Ketika seorang pria Muslim menyarankan pada seorang wanita yang tidak mengenakan jilbab, ia harus menetapkan bahwa dia harus memakainya segera setelah mereka menikah. [Sebagai contoh,] dia bisa mengatakan padanya, Saya adalah seorang Muslim yang berkomitmen. Aku takut Allah Subhanahu wa Taala. Saya tidak ingin tidak mematuhi Dia Yang Maha Tinggi. Yang saya inginkan adalah untuk menyenangkan-Nya.

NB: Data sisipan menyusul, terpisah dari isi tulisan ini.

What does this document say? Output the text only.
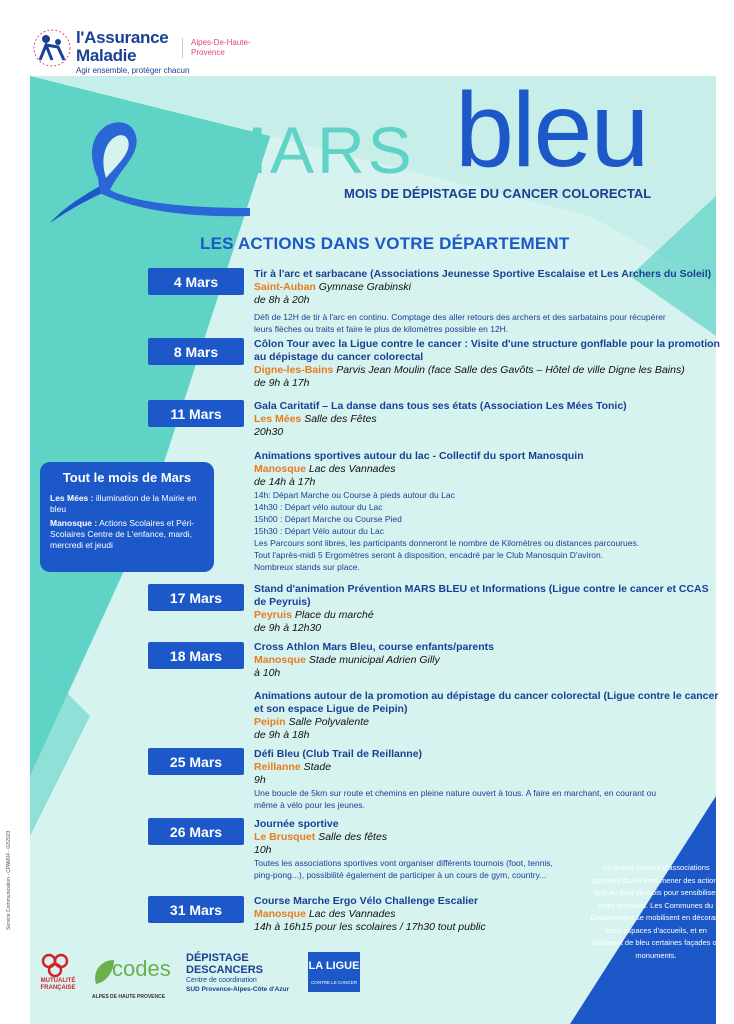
l'Assurance
Maladie
Agir ensemble, protéger chacun
Alpes-De-Haute-
Provence
MARS bleu
MOIS DE DÉPISTAGE DU CANCER COLORECTAL
LES ACTIONS DANS VOTRE DÉPARTEMENT
4 Mars
8 Mars
11 Mars
17 Mars
18 Mars
25 Mars
26 Mars
31 Mars
Tir à l'arc et sarbacane (Associations Jeunesse Sportive Escalaise et Les Archers du Soleil)
Saint-Auban Gymnase Grabinski
de 8h à 20h
Défi de 12H de tir à l'arc en continu. Comptage des aller retours des archers et des sarbatains pour récupérer
leurs flèches ou traits et faire le plus de kilomètres possible en 12H.
Côlon Tour avec la Ligue contre le cancer : Visite d'une structure gonflable pour la promotion au dépistage du cancer colorectal
Digne-les-Bains Parvis Jean Moulin (face Salle des Gavôts – Hôtel de ville Digne les Bains)
de 9h à 17h
Gala Caritatif – La danse dans tous ses états (Association Les Mées Tonic)
Les Mées Salle des Fêtes
20h30
Animations sportives autour du lac - Collectif du sport Manosquin
Manosque Lac des Vannades
de 14h à 17h
14h: Départ Marche ou Course à pieds autour du Lac
14h30 : Départ vélo autour du Lac
15h00 : Départ Marche ou Course Pied
15h30 : Départ Vélo autour du Lac
Les Parcours sont libres, les participants donneront le nombre de Kilomètres ou distances parcourues.
Tout l'après-midi 5 Ergomètres seront à disposition, encadré par le Club Manosquin D'aviron.
Nombreux stands sur place.
Stand d'animation Prévention MARS BLEU et Informations (Ligue contre le cancer et CCAS de Peyruis)
Peyruis Place du marché
de 9h à 12h30
Cross Athlon Mars Bleu, course enfants/parents
Manosque Stade municipal Adrien Gilly
à 10h
Animations autour de la promotion au dépistage du cancer colorectal (Ligue contre le cancer et son espace Ligue de Peipin)
Peipin Salle Polyvalente
de 9h à 18h
Défi Bleu (Club Trail de Reillanne)
Reillanne Stade
9h
Une boucle de 5km sur route et chemins en pleine nature ouvert à tous. A faire en marchant, en courant ou
même à vélo pour les jeunes.
Journée sportive
Le Brusquet Salle des fêtes
10h
Toutes les associations sportives vont organiser différents tournois (foot, tennis,
ping-pong...), possibilité également de participer à un cours de gym, country...
Course Marche Ergo Vélo Challenge Escalier
Manosque Lac des Vannades
14h à 16h15 pour les scolaires / 17h30 tout public
Tout le mois de Mars

Les Mées : illumination de la Mairie en bleu

Manosque : Actions Scolaires et Péri-Scolaires Centre de L'enfance, mardi, mercredi et jeudi

Un grand nombre d'associations sportives du 04 vont mener des actions tout au long du mois pour sensibiliser leurs licenciés. Les Communes du Département se mobilisent en décorant leurs espaces d'accueils, et en illuminant de bleu certaines façades ou monuments.
Service Communication - CPAM04 - 02/2023
MUTUALITÉ FRANÇAISE
codes
ALPES DE HAUTE PROVENCE
DÉPISTAGE
DESCANCERS
Centre de coordination
SUD Provence-Alpes-Côte d'Azur
LA LIGUE
CONTRE LE CANCER
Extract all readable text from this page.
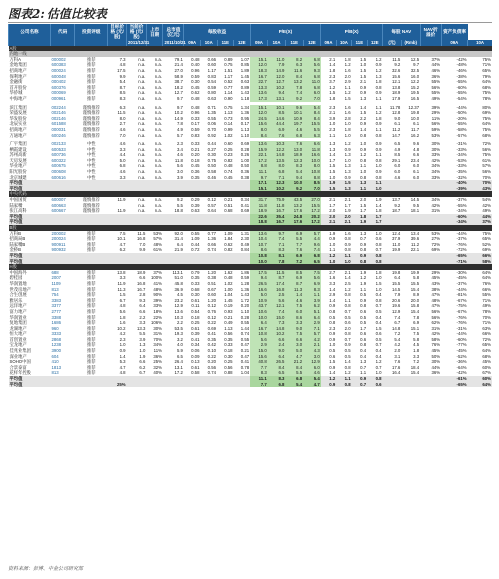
图表2: 估值比较表
公司名称	代码	投资评级	目标价格 (元/股)	当前价格 (元/股)	上市 日期	总市值 (亿元)	每股收益				P/E(X)				P/B(X)				每股 NAV		NAV折 溢价	资产负债率	
				2011/12/31		2011/10/21	09A	10A	11E	12E	09A	10A	11E	12E	09A	10A	11E	12E	(元)	(Rmb)		09A	10A
A股																							
内地一线																							
万科A	000002	推荐	7.3	n.a.	n.a.	79.1	0.48	0.66	0.89	1.07	15.1	11.0	8.2	6.8	2.1	1.8	1.5	1.2	11.5	12.5	37%	-42%	75%
金地集团	600383	推荐	4.8	n.a.	n.a.	21.4	0.40	0.60	0.75	0.85	12.0	7.9	6.3	5.6	1.4	1.2	1.0	0.9	9.2	9.7	44%	-48%	71%
招商地产	000024	推荐	17.5	n.a.	n.a.	27.0	0.96	1.17	1.51	1.89	18.3	14.9	11.6	9.3	1.8	1.6	1.5	1.2	32.6	32.5	46%	-46%	65%
保利地产	600048	推荐	9.9	n.a.	n.a.	58.9	0.59	0.83	1.17	1.45	16.7	12.0	8.4	6.8	2.3	2.0	1.5	1.3	15.6	16.0	36%	-38%	79%
金融街	000402	推荐	5.4	n.a.	n.a.	38.7	0.30	0.54	0.52	0.63	22.7	12.7	13.2	11.0	3.7	2.9	2.1	1.8	12.1	12.2	55%	-55%	64%
首开股份	600376	推荐	8.7	n.a.	n.a.	18.2	0.45	0.59	0.77	0.89	13.3	10.2	7.8	6.8	1.2	1.1	0.9	0.8	13.8	15.2	56%	-60%	68%
华侨城	000069	推荐	8.5	n.a.	n.a.	12.7	0.62	0.80	1.14	1.43	13.6	9.4	7.4	6.0	1.5	1.2	0.9	0.9	18.9	19.5	55%	-55%	75%
中海地产	000961	推荐	8.3	n.a.	n.a.	9.7	0.48	0.63	0.90	1.18	17.3	13.1	9.2	7.0	1.8	1.5	1.3	1.1	17.9	16.5	49%	-54%	78%

滨江集团	002244	谨慎推荐	6.3	n.a.	n.a.	9.7	0.48	0.71	0.75	1.34	15.1	10.1	9.6	5.4	2.3	1.6	1.4	1.1	11.78	12.37	39%	-44%	80%
荣盛发展	002146	谨慎推荐	11.5	n.a.	n.a.	10.2	0.96	1.35	1.13	1.36	12.0	8.5	10.1	8.4	2.1	1.6	1.5	1.2	12.8	19.8	29%	-50%	69%
华发股份	002146	谨慎推荐	8.0	n.a.	n.a.	14.9	0.33	0.55	0.73	0.95	24.5	14.6	10.9	8.4	3.9	2.8	2.2	1.8	9.0	10.0	11%	-20%	75%
北辰实业	601588	谨慎推荐	2.7	n.a.	n.a.	7.8	0.17	0.06	0.14	0.17	15.6	44.4	19.7	15.5	1.0	1.0	0.9	0.9	6.1	6.1	56%	-55%	64%
招商地产	000031	谨慎推荐	4.6	n.a.	n.a.	4.9	0.59	0.70	0.99	1.13	8.0	6.9	4.6	5.5	2.3	1.8	1.4	1.1	11.2	11.7	59%	-58%	75%
万通地产	600246	谨慎推荐	7.0	n.a.	n.a.	5.7	0.83	0.92	1.02	1.10	8.4	7.6	6.8	6.3	1.1	1.0	0.8	0.8	14.7	16.2	53%	-57%	68%

广宇集团	002133	中性	4.6	n.a.	n.a.	2.3	0.33	0.44	0.60	0.69	13.6	10.3	7.6	6.6	1.3	1.2	1.0	0.9	6.5	9.6	30%	-31%	72%
栖霞建设	600533	中性	3.3	n.a.	n.a.	3.4	0.21	0.27	0.25	0.28	15.9	12.2	13.0	11.8	1.3	0.9	0.9	0.9	4.9	4.8	30%	-33%	56%
苏州高新	600736	中性	4.4	n.a.	n.a.	4.6	0.20	0.30	0.23	0.26	22.1	14.8	18.9	16.6	1.4	1.3	1.2	1.1	8.5	6.6	33%	-34%	75%
天房发展	600322	中性	5.0	n.a.	n.a.	11.8	0.18	0.75	0.82	1.00	17.2	13.5	12.3	10.0	1.7	1.0	0.8	0.8	29.1	23.4	42%	-53%	61%
华业地产	600675	中性	6.8	n.a.	n.a.	5.6	0.45	0.50	0.48	0.50	8.8	8.0	8.3	8.0	1.5	1.3	1.1	1.0	6.0	6.0	34%	-33%	57%
阳光股份	000608	中性	4.6	n.a.	n.a.	3.0	0.36	0.58	0.74	0.36	11.1	6.8	5.4	10.8	1.5	1.3	1.0	0.9	6.0	6.1	34%	-35%	56%
北京城建	600616	中性	3.3	n.a.	n.a.	3.9	0.35	0.46	0.45	0.38	9.7	7.1	9.4	8.8	1.0	0.9	0.8	0.8	4.6	6.0	33%	-32%	70%
平均值											17.1	12.3	10.0	8.5	1.9	1.5	1.3	1.1				-40%	70%
平均值											15.1	10.2	9.2	7.0	1.5	1.3	1.1	1.0				-39%	43%
中央代码																							
中国国贸	600007	谨慎推荐	11.9	n.a.	n.a.	9.2	0.29	0.12	0.21	0.34	31.7	75.9	43.5	27.0	2.1	2.1	2.0	1.9	13.7	14.5	34%	-37%	54%
陆家嘴	600663	谨慎推荐		n.a.	n.a.	5.5	0.39	0.57	0.51	0.41	11.8	11.8	13.2	15.5	1.7	1.7	1.5	1.4	9.2	9.5	42%	-55%	42%
张江高科	600667	谨慎推荐	11.9	n.a.	n.a.	18.8	0.63	0.64	0.68	0.69	18.9	16.7	17.6	17.2	2.0	1.9	1.7	1.8	18.7	18.1	31%	-34%	49%
平均值											22.6	35.4	24.8	20.2	2.0	2.0	1.8	1.7				-60%	44%
平均值											18.8	16.7	17.6	17.2	2.1	2.1	1.9	1.7				-34%	37%
B股																							
万科B	200002	推荐	7.5	11.5	53%	92.0	0.55	0.77	1.09	1.31	13.6	9.7	6.9	5.7	1.9	1.6	1.3	1.0	12.4	13.4	53%	-44%	75%
招商局B	200024	推荐	10.1	16.8	57%	31.4	1.09	1.36	1.84	2.30	10.4	7.4	5.5	4.4	0.9	0.8	0.7	0.6	37.9	39.6	27%	-37%	65%
陆家嘴B	900911	推荐	4.7	7.0	48%	6.4	0.44	0.66	0.62	0.49	10.7	7.1	7.7	9.6	1.0	0.9	0.9	0.8	11.0	11.2	72%	-76%	52%
金桥B	900932	推荐	6.2	9.9	61%	21.9	0.72	0.74	0.82	0.84	8.6	8.3	7.6	7.4	1.1	0.8	0.8	0.7	19.9	22.1	69%	-72%	69%
平均值											10.8	8.1	6.9	6.8	1.2	1.1	0.9	0.8				-65%	66%
平均值											10.0	7.8	7.2	6.5	1.0	1.0	0.8	0.8				-71%	58%
H股																							
中国海外	688	推荐	13.8	18.9	37%	113.1	0.79	1.20	1.62	1.86	17.5	11.5	8.5	7.5	2.7	2.1	1.9	1.8	19.8	19.9	29%	-30%	64%
碧桂园	2007	推荐	3.3	6.6	100%	51.0	0.35	0.38	0.48	0.59	9.4	8.7	6.9	5.6	1.6	1.4	1.2	1.0	6.4	5.8	45%	-45%	64%
华润置地	1109	推荐	11.9	16.8	41%	45.8	0.33	0.51	1.02	1.28	26.5	17.4	8.7	6.9	3.3	2.5	1.9	1.5	15.5	15.5	43%	-37%	76%
世茂房地产	813	推荐	11.3	16.7	48%	36.9	0.68	0.67	1.00	1.36	16.6	16.8	11.3	8.3	1.4	1.2	1.1	1.0	14.5	15.4	38%	-44%	66%
合生创展	754	推荐	1.5	2.8	90%	4.5	0.30	0.60	1.04	1.43	5.0	2.5	1.4	1.1	2.9	0.8	0.5	0.4	7.9	8.9	47%	-81%	55%
雅居乐	3383	推荐	6.7	9.3	39%	23.2	0.61	1.20	1.45	1.72	10.9	5.6	4.6	3.9	1.4	1.1	0.9	0.8	20.6	20.0	48%	-67%	71%
远洋地产	3377	推荐	4.8	6.4	33%	12.9	0.11	0.12	0.19	0.20	43.7	12.1	7.5	6.2	0.9	0.8	0.8	0.7	19.6	15.8	47%	-75%	49%
富力地产	2777	推荐	5.6	6.6	18%	13.6	0.54	0.76	0.93	1.10	10.6	7.4	6.0	5.1	0.8	0.7	0.6	0.5	12.9	15.4	56%	-67%	78%
华润置业	3388	推荐	1.8	2.2	22%	10.3	0.18	0.12	0.21	0.28	10.0	15.0	8.6	6.4	0.5	0.5	0.5	0.4	7.4	7.8	56%	-76%	70%
复地集团	1686	推荐	1.6	3.3	106%	2.2	0.25	0.22	0.49	0.55	6.4	7.3	3.3	2.9	0.8	0.6	0.5	0.4	6.7	6.9	62%	-76%	71%
龙湖地产	960	推荐	10.2	13.3	30%	53.5	0.61	0.69	1.13	1.44	16.7	14.8	9.0	7.1	2.3	2.0	1.7	1.5	14.8	15.1	31%	-31%	63%
恒大地产	3333	推荐	4.2	5.5	31%	19.3	0.39	0.41	0.56	0.74	10.8	10.2	7.5	5.7	0.9	0.8	0.6	0.6	7.2	7.5	42%	-44%	66%
首创置业	2868	推荐	2.3	3.9	70%	3.2	0.41	0.35	0.35	0.55	5.6	6.6	6.6	4.2	0.9	0.7	0.6	0.5	5.4	5.8	58%	-60%	72%
宝龙地产	1238	推荐	1.0	1.3	34%	4.0	0.34	0.42	0.33	0.47	2.9	2.4	3.0	2.1	1.0	0.9	0.8	0.7	4.2	4.5	76%	-77%	65%
佳兆业集团	3900	推荐	0.9	1.0	11%	5.9	0.06	0.10	0.18	0.21	15.0	9.0	5.0	4.3	0.5	0.5	0.4	0.4	2.0	1.8	45%	-45%	64%
深业地产	604	推荐	1.4	1.9	36%	6.5	0.09	0.22	0.30	0.47	15.6	6.4	4.7	3.0	0.6	0.5	0.4	0.4	3.1	3.3	50%	-52%	68%
SOHO中国	410	推荐	5.3	6.6	25%	26.4	0.13	0.20	0.25	0.41	40.8	26.5	21.2	12.9	1.5	1.4	1.3	1.2	7.6	7.2	30%	-36%	45%
合景泰富	1813	推荐	4.7	6.2	32%	13.1	0.61	0.56	0.56	0.78	7.7	8.4	8.4	6.0	0.9	0.8	0.7	0.7	17.6	18.4	44%	-64%	60%
花样年控股	813	推荐	4.8	6.7	40%	17.2	0.58	0.74	0.88	1.04	8.3	6.5	5.5	4.6	1.4	1.2	1.1	1.0	16.4	15.4	36%	-42%	67%
平均值											11.1	8.3	6.8	5.4	1.2	1.1	0.9	0.8				-61%	60%
平均值			25%								7.7	6.8	5.4	4.7	0.9	0.8	0.7	0.6				-65%	64%
资料来源：彭博、中金公司研究部
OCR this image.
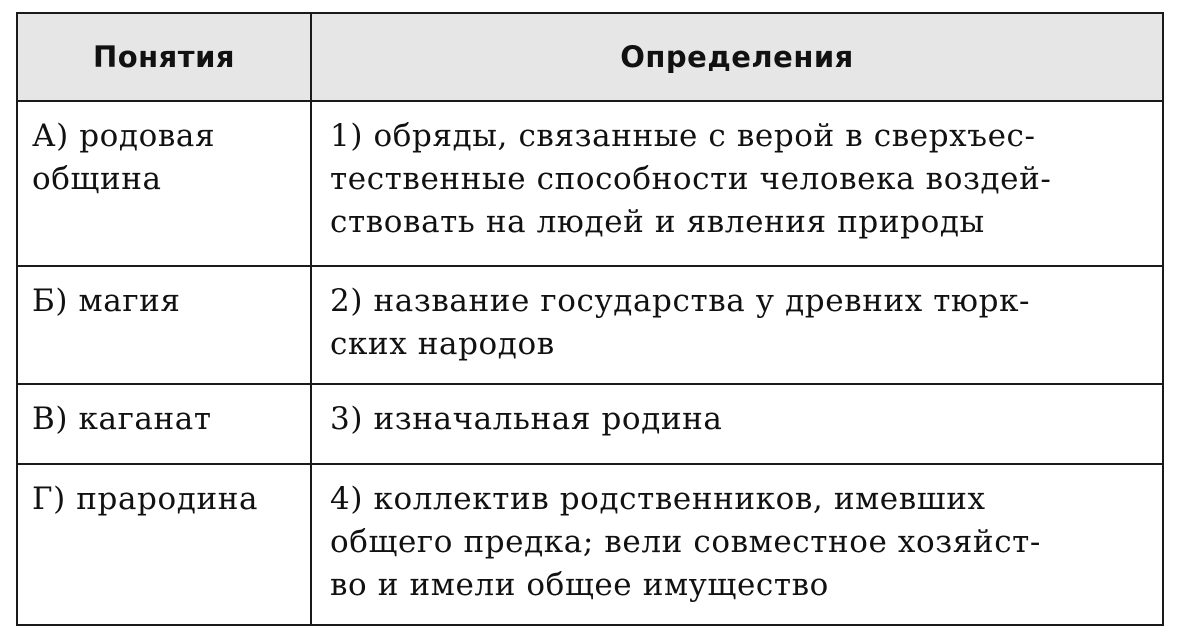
Понятия	Определения

А) родовая
община	1) обряды, связанные с верой в сверхъес-
тественные способности человека воздей-
ствовать на людей и явления природы

Б) магия	2) название государства у древних тюрк-
ских народов

В) каганат	3) изначальная родина

Г) прародина	4) коллектив родственников, имевших
общего предка; вели совместное хозяйст-
во и имели общее имущество
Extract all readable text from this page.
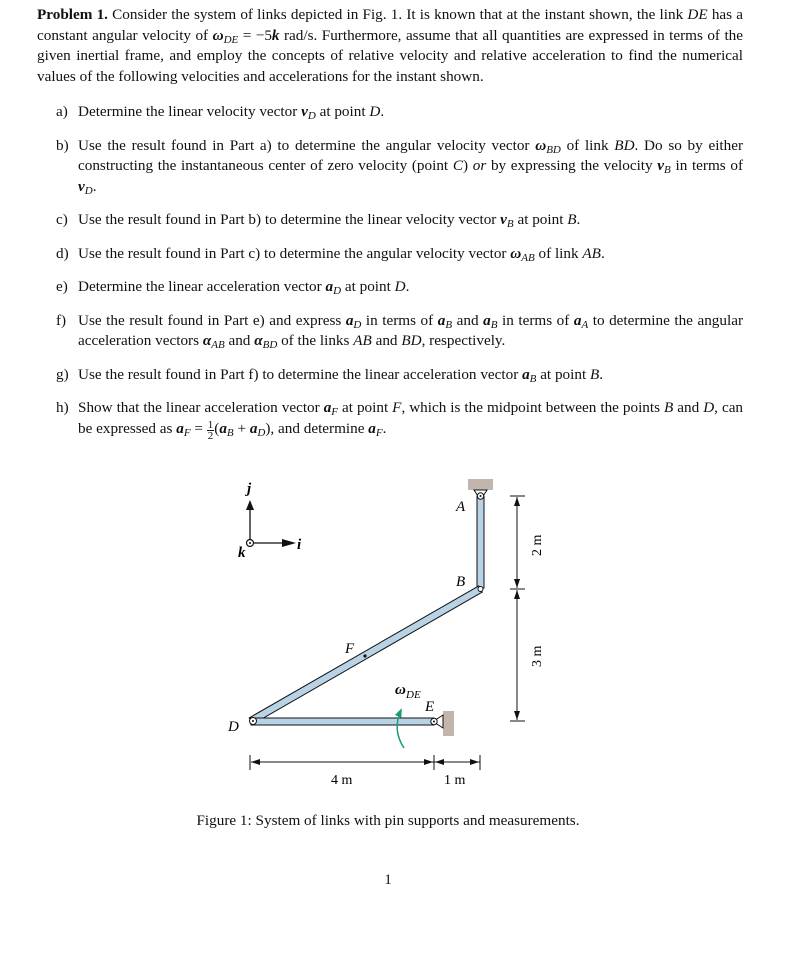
Problem 1. Consider the system of links depicted in Fig. 1. It is known that at the instant shown, the link DE has a constant angular velocity of $\omega_{DE} = -5k$ rad/s. Furthermore, assume that all quantities are expressed in terms of the given inertial frame, and employ the concepts of relative velocity and relative acceleration to find the numerical values of the following velocities and accelerations for the instant shown.
a) Determine the linear velocity vector $v_D$ at point D.
b) Use the result found in Part a) to determine the angular velocity vector $\omega_{BD}$ of link BD. Do so by either constructing the instantaneous center of zero velocity (point C) or by expressing the velocity $v_B$ in terms of $v_D$.
c) Use the result found in Part b) to determine the linear velocity vector $v_B$ at point B.
d) Use the result found in Part c) to determine the angular velocity vector $\omega_{AB}$ of link AB.
e) Determine the linear acceleration vector $a_D$ at point D.
f) Use the result found in Part e) and express $a_D$ in terms of $a_B$ and $a_B$ in terms of $a_A$ to determine the angular acceleration vectors $\alpha_{AB}$ and $\alpha_{BD}$ of the links AB and BD, respectively.
g) Use the result found in Part f) to determine the linear acceleration vector $a_B$ at point B.
h) Show that the linear acceleration vector $a_F$ at point F, which is the midpoint between the points B and D, can be expressed as $a_F = \frac{1}{2} (a_B + a_D)$, and determine $a_F$.
j
i
k
A
B
F
D
E
ω DE
4 m	1 m
2 m
3 m
Figure 1: System of links with pin supports and measurements.
1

Karena itu, saya tidak bisa menerima bahwa istri saya menjadi mutabarrajah (perempuan yang tabarruj) atau menampilkan pesonanya di depan umum tanpa berkomitmen pada dirinya untuk berpakaian Islam yang benar.
Dengan memperjelas sikapnya dalam hal itu dari awal, tunangannya akan diwajibkan untuk mengenakan jilbab segera setelah mereka menikah.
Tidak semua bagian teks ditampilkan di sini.